The demise is found in the basement of the historic Queens Chambers building and boasts Grade II Listed features throughout, which the owners wanted to retain wherever possible. “The building is very old and the brickwork needed an awful lot of restoration to bring it back to life,” said co owner Mark, “this was key for us in our idea to develop a relaxed, unpretentious atmosphere where we can concentrate on our concoctions, products and service, and allow our guests to really enjoy themselves.”
For the owners, who have been friends for nigh on 30 years, this has been a lifelong ambition in the making. “It’s something Mark and I have talked about since I can remember,” said co owner Gary “so for us to be doing this is literally a dream come true! We’ve both worked in and around Manchester City Centre for about 15 years, so we know the area very well and feel that we can offer some extra qualities to Manchester’s bar frequenters. Great products and fantastic service go a long way and in an age where concept bars are rife, what’s wrong with just being a great bar?”

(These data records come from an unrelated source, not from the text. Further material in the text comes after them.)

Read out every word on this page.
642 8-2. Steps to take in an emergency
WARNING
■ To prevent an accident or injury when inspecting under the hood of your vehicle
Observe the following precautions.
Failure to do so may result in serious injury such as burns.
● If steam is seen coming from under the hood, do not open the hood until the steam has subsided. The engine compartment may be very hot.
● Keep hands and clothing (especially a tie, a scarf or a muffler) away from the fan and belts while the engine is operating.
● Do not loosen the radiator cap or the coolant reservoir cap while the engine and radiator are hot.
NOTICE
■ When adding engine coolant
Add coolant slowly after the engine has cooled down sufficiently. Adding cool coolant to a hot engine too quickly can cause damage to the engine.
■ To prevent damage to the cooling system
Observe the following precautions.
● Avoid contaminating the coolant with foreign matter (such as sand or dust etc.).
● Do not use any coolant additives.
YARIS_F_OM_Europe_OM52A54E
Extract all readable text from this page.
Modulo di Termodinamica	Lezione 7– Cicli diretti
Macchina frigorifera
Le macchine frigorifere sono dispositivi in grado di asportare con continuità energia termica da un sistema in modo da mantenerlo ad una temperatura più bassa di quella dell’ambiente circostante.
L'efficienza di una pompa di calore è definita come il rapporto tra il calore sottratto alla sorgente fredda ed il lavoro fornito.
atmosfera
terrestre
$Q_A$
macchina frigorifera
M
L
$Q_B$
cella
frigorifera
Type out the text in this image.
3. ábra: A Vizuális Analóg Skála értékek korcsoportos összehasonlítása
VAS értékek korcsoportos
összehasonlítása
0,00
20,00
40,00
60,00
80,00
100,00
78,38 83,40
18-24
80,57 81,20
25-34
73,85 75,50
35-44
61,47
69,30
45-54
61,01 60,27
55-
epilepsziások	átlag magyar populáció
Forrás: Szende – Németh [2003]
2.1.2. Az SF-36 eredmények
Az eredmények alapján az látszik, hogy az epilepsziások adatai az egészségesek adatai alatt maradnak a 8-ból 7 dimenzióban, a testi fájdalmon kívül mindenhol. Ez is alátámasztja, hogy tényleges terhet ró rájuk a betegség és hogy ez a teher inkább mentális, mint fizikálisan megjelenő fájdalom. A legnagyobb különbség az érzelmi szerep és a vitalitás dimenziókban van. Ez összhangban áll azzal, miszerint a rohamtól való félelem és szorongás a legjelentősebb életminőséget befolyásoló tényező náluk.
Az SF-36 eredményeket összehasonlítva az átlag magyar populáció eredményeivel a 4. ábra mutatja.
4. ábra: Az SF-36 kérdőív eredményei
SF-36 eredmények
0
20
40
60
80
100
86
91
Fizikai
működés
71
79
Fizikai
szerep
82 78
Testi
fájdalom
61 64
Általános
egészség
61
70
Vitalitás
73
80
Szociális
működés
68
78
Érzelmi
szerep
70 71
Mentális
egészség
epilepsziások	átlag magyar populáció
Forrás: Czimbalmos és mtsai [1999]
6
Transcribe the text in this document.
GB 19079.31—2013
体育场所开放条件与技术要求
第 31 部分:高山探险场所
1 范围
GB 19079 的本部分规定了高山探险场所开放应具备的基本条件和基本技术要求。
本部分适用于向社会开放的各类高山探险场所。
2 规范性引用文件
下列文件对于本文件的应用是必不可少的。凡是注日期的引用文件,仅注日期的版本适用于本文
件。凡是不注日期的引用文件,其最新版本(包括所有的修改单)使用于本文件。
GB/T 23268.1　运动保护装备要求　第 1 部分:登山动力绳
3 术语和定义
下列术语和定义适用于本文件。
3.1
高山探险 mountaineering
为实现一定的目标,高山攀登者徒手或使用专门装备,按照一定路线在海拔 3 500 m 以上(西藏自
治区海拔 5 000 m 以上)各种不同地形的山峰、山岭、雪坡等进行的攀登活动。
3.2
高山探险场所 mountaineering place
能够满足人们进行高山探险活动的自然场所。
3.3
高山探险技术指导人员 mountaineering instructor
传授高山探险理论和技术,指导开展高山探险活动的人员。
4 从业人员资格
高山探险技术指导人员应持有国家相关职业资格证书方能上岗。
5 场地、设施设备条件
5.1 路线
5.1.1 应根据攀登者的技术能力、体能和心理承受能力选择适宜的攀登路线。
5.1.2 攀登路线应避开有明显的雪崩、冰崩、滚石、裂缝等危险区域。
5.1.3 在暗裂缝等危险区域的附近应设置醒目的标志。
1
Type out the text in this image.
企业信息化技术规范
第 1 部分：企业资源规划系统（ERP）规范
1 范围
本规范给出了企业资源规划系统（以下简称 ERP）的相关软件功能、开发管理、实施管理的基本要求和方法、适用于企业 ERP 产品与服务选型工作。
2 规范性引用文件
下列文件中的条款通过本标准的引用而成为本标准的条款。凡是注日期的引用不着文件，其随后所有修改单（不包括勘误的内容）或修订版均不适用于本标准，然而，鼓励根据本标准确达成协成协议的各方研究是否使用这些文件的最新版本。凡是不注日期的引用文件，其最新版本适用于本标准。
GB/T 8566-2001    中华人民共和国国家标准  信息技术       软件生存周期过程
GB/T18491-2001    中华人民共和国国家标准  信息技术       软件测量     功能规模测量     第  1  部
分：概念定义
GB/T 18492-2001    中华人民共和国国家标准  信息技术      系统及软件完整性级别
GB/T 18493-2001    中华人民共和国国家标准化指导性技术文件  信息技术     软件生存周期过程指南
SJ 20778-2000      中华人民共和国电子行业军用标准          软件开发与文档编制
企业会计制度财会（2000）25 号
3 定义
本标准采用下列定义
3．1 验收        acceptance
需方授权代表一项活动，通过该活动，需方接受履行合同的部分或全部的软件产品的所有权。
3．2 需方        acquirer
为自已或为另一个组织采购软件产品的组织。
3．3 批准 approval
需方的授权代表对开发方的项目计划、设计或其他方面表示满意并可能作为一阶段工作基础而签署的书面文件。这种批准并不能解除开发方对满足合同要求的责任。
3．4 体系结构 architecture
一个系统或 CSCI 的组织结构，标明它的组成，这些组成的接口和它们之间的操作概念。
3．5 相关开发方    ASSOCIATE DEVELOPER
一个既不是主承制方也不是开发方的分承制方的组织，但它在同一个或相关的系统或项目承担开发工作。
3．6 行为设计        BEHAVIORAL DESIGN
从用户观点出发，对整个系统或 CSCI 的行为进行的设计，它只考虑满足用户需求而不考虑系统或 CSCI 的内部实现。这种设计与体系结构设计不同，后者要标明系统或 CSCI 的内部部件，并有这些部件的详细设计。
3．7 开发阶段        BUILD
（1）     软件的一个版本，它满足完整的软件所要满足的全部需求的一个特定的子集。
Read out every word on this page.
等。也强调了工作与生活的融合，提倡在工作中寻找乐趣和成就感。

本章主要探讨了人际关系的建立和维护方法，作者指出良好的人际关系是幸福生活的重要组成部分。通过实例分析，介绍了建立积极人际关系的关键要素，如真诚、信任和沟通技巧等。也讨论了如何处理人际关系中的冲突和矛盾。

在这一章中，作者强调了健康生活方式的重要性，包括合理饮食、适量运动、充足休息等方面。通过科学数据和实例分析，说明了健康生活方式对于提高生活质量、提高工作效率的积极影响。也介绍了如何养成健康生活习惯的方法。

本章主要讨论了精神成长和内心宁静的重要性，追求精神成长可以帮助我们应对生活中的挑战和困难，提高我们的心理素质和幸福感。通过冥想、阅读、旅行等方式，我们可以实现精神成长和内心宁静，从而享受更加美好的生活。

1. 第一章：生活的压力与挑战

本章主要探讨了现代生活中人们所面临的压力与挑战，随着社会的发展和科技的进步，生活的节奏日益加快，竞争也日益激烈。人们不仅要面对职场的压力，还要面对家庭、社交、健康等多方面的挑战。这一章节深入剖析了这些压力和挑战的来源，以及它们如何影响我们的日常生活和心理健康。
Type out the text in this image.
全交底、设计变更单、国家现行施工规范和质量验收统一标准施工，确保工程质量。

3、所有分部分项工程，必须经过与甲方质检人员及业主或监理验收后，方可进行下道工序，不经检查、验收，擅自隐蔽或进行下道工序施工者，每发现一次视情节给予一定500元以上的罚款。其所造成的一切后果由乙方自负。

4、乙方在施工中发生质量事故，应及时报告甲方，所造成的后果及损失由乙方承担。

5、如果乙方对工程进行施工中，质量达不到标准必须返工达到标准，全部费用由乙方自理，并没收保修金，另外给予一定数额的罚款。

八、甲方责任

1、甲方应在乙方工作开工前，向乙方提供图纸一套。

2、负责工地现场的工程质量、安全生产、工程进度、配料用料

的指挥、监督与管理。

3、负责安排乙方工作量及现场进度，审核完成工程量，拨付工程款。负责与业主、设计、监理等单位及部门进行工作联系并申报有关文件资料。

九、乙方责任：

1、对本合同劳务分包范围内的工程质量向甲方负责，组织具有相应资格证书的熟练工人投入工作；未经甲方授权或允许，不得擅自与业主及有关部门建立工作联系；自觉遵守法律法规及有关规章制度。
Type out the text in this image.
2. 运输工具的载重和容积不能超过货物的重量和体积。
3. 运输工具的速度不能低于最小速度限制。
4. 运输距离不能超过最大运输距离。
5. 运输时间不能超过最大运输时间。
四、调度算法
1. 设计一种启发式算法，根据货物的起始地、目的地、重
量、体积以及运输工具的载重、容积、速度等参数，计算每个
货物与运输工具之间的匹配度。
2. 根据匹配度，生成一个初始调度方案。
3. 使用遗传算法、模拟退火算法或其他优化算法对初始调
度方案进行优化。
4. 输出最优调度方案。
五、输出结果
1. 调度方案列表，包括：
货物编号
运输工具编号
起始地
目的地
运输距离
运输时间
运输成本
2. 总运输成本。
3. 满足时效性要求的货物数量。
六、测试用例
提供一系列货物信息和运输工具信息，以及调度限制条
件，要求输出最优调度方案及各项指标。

Mark and Gary are joined by bar manager Andrew Gray, recently part of Apotheca and Bakerie teams. “For those who know him, I think they will agree he oozes positivity and brings a fantastic creative influence with his ideas” said Mark, “and the three of us cannot wait to get ARCANE open and be part of Manchester’s vibrant bar scene.”
The bar has built a core team of dedicated bar tenders who first and foremost have a passion for their line of work and delivering a high standard of customer service skills. “Ingenuity and creativity in what you offer, and humility to ignore the status quo and offer any drinks in any way that the customer desires it to be served”.